Professor Baron Michel Alexsandrovitch de Taube called him an enigmatic ruler capable of the bizarre (referring to his 1798 claim to the grand mastership of the Knights of Malta). Despite a reign characterized by "some remarkable spastic impulses", Kuckov disputes that Paul was insane; Paul offended so many interest groups, however, that it was a common accusation to make. Esdaile agrees that Paul may have had OCD, but Stone says that "diagnosing mental disorders in historical figures is a dangerous enterprise". It was to the advantage of 19th-century Russian monarchists to emphasize Paul's mental instability to justify Alexander's accession, and the Romanov dynasty as a whole. Instability would account for aspects of his personality such as rigidity, inhibitions, over-conscientiousness and an inability to relax. (Note: Psychologist Mary Spiegel said that this should not be exaggerated: "Most of us have obsessional traits and lead an obsessional way of life; we are preoccupied with clock time and with problems of order and orderliness in our paper subculture ... At their best, the operation of these values gets things done, particularly the routine ones, and makes the world move more smoothly—so to speak, the trains run on time.") According to MacKenzie and Curran, Paul was probably psychotic.
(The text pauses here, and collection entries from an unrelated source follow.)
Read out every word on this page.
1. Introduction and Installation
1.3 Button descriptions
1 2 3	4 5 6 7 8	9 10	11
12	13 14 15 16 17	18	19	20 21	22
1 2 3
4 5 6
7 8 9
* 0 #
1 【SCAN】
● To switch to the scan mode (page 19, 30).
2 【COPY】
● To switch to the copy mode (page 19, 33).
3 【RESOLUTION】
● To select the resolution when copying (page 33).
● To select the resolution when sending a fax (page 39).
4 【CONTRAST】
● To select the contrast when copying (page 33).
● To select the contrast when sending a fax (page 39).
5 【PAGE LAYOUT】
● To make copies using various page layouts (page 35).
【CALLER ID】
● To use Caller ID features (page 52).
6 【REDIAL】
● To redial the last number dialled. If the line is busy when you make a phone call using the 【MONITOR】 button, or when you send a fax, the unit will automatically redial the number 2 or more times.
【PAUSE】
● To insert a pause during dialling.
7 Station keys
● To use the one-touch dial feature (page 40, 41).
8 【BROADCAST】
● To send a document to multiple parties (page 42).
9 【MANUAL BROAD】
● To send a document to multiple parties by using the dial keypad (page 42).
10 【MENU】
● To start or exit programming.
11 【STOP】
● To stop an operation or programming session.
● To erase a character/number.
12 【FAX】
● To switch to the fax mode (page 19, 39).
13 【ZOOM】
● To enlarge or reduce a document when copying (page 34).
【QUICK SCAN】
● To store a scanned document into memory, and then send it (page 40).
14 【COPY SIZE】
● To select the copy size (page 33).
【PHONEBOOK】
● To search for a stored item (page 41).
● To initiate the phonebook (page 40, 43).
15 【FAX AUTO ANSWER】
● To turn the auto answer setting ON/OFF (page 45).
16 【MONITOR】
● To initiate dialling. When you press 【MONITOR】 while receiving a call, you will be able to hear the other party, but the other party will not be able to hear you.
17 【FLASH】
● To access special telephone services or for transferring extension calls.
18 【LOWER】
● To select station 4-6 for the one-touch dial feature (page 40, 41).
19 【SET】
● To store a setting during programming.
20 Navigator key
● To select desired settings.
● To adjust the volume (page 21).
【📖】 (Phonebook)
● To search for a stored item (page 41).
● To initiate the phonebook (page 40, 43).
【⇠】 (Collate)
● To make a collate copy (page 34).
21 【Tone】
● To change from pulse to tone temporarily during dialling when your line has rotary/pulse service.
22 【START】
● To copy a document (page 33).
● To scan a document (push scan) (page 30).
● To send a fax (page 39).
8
Russian scholar Ivar Spector wrote that as a result of his upbringing, Paul was "so physically and mentally broken that many of his contemporaries, as well as later historians, believed him to have been insane".

Duke said that Paul had psychological issues which "made him mad according to some analysts". As a result, "there has been some interesting work on his mental make-up"; V. H. Chizh's 1907 study concluded that Paul was not mentally ill. McGrew agreed that he was politically incompetent and tyrannous, rather than insane. Atkin said that Paul's invasion of India, which has been used as an example of his poor judgment, should be seen differently: "The issue of his mental state, however, will have to be decided based on other evidence. The assumption that his Indian ambitions were mad tells us far more about the double standard". (Note: She notes that Napoleon harboured a similar ambition, seen in him as positive and not insanity.)

At least one contemporary, Baron Andrei Lvovich Nicolai, considered that it was not Paul who was mentally ill "but his government intolerable". Ragsdale wrote that Paul's behavior is suggestive of several mental conditions understood in the 21st century (such as paranoia, obsessive-compulsive disorder, hysterical neurosis, and schizophrenia), but none definitively so. According to the lights of the time, if he had been insane he would have been received the same relatively-humane treatment that his distant cousins and fellow European sovereigns George III, Maria I of Portugal and Christian VII of Denmark did. According to scholar Ole Feldbæk, "In works on Paul I the authors have—sometimes implicitly, but mostly explicitly—expressed their opinion as to whether Paul was mentally unstable or not, and whether his actions were irrational or rational. Paul, I may have been mentally unstable, and he may not. And he may have been exhibiting signs of mental instability during the last period of his reign only."